Der Arztroman ist tot – lang lebe der Arztroman, wenn er sich zeitgemäß etwas schmuddeliger gibt als in den 1950er-Jahren.

Die populärwissenschaftliche Weltliteratur zu den Themen Schmuddel, Sex und Schmuddelsex erfreut sich zurzeit großer Beliebtheit. So wurde der Roman „Shades of Grey“ alleine in Österreich von rund 50 Millionen Frauen gekauft. Im gut sortierten Buchhandel ist das Werk neben „Ratgeber“ und „Heimatkunde“ in der Abteilung „Sadomaso-Softporno“ zu finden. Die Formulierung des deutschen Magazins Spiegel „Arztroman ohne Doktor, dafür mit Doktorspielchen“ hat mich natürlich besonders angesprochen.

Die vorwiegend weibliche Leserschaft (und ein paar Männer, die wissen möchten, was Frauen tatsächlich wollen und sich beim Studium der Lektüre Startvorteile im Geschlechterkampf erhoffen) kritisiert zwar den literarisch fragwürdigen Stil, kauft jedoch nun auch den zweiten Band. Hier hat sich wieder einmal gezeigt, dass Sex einfach sells. Nicht nur bei Männern.

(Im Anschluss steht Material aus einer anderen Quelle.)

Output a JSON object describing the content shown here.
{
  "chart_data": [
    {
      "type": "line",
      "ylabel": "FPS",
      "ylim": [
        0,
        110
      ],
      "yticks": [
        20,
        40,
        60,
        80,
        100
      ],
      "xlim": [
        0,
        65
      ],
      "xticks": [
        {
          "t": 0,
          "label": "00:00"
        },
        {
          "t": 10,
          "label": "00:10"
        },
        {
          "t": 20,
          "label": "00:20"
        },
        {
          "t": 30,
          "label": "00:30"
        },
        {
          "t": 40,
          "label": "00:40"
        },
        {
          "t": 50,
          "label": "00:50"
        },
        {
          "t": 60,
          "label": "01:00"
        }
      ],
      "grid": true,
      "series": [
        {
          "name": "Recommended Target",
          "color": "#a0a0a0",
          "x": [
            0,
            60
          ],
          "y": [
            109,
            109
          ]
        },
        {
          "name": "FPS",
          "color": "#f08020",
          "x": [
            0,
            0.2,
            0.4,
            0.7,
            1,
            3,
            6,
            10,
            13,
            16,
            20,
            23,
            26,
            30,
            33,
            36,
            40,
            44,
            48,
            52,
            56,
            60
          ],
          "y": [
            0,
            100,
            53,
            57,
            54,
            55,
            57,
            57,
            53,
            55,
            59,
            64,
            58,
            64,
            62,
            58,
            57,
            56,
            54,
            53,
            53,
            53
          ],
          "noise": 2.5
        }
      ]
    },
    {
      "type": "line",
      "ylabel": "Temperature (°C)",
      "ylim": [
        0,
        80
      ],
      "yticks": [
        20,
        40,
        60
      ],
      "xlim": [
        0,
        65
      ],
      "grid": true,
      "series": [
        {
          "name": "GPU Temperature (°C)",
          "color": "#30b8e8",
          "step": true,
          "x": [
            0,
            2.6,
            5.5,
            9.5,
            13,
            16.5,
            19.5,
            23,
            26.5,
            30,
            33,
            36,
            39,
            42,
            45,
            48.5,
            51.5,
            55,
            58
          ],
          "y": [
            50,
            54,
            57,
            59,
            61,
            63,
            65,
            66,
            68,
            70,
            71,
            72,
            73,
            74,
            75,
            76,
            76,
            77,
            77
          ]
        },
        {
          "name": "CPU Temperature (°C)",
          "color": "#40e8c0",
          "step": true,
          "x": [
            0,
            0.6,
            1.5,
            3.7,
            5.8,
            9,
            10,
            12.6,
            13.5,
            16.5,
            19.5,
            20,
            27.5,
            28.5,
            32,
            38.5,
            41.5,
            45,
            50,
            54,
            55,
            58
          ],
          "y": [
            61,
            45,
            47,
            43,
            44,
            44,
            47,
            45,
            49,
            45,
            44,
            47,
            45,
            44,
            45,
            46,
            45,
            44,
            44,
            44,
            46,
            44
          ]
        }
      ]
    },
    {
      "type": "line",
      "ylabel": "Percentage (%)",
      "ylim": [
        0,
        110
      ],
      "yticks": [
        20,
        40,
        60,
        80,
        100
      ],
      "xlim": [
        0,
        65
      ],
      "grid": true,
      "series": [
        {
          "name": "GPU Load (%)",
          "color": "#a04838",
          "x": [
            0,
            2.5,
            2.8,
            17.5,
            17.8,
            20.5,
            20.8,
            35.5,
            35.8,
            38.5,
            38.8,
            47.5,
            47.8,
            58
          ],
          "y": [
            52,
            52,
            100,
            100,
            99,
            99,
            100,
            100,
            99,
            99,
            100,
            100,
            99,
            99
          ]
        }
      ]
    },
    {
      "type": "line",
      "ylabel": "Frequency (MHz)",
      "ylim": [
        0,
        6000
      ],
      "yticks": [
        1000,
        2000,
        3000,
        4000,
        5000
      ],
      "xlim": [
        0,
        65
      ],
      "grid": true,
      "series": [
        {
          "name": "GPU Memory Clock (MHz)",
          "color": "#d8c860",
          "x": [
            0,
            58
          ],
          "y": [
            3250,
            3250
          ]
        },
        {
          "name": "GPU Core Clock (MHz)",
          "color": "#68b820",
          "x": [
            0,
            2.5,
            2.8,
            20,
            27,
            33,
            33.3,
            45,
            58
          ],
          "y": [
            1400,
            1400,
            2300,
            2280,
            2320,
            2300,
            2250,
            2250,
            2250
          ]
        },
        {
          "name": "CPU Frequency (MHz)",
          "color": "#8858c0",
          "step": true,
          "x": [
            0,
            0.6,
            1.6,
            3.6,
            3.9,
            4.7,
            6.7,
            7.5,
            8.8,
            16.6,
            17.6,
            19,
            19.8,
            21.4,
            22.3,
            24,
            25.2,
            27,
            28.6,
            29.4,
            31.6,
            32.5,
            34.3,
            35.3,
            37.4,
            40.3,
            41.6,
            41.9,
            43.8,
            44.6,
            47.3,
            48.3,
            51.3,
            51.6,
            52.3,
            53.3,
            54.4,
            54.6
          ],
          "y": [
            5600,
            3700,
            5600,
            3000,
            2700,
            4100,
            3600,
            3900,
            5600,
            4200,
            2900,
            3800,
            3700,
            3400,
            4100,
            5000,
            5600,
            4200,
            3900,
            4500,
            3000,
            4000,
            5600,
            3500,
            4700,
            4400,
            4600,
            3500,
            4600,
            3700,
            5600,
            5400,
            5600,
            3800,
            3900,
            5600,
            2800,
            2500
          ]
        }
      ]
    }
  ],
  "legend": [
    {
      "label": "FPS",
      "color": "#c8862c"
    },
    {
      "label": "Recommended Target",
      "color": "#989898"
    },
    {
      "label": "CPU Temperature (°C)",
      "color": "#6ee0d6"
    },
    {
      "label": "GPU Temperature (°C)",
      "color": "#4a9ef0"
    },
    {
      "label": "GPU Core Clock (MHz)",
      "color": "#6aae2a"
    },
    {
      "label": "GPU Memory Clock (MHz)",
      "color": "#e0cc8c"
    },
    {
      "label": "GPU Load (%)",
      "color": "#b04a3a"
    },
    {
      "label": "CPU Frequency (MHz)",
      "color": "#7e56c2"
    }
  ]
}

So habe ich mich entschlossen, eine Trilogie mit dem Titel „Shades of White“ zu veröffentlichen und damit unsagbar reich zu werden. Denn ich biete einen „Arztroman mit Doktor und Doktorspielchen“ an. Die Handlung soll dabei kurz gehalten werden: Ein unfassbar wohlhabender Arzt mit Vorliebe für erotische Rollenspiele tritt in das Leben einer unfassbar unwohlhabenden Nicht-Ärztin, die darauf steht, dass sich ihr Partner als Arzt verkleidet. Dadurch kommt es auf seelischgeistiger Ebene zu einer Konfrontation zwischen den individuellen Autonomiebestrebungen und dem gesellschaftlichen Streben nach destruktivem Konformismus. Vor allem geht es aber um Schweinekram. Ich sehe mich bereits als viel gefragter Gast in einschlägigen bekannten Talk-Shows, im weißen Mantel am Roten Teppich anlässlich der Romanverfilmung von „Shades of White“ mit Brad Pitt und Sascha Hehn in den Titelrollen, oder mit nacktem Oberkörper am Cover des „Rolling Stone“.

Allerdings befürchte ich, dass ich spätestens bei der Formulierung „Langsam glitten seine starken Chirurgenhände …“ in lautstarkes Lachen ausbreche, das mir ein Weiterschreiben unmöglich macht.

Vielleicht sollte ich doch bei meinen Leistenbrüchen bleiben und das schreiben, was einem Arzt geziemt wie etwa „Anleitung zur Arthrose“ oder „Das langweilige Buch über Leberfunktionsstörungen“. Mit diesen Themen wird man zwar nicht reich, aber es bleiben einem zumindest in der Ordination die zweideutigen Andeutungen der Patienten erspart.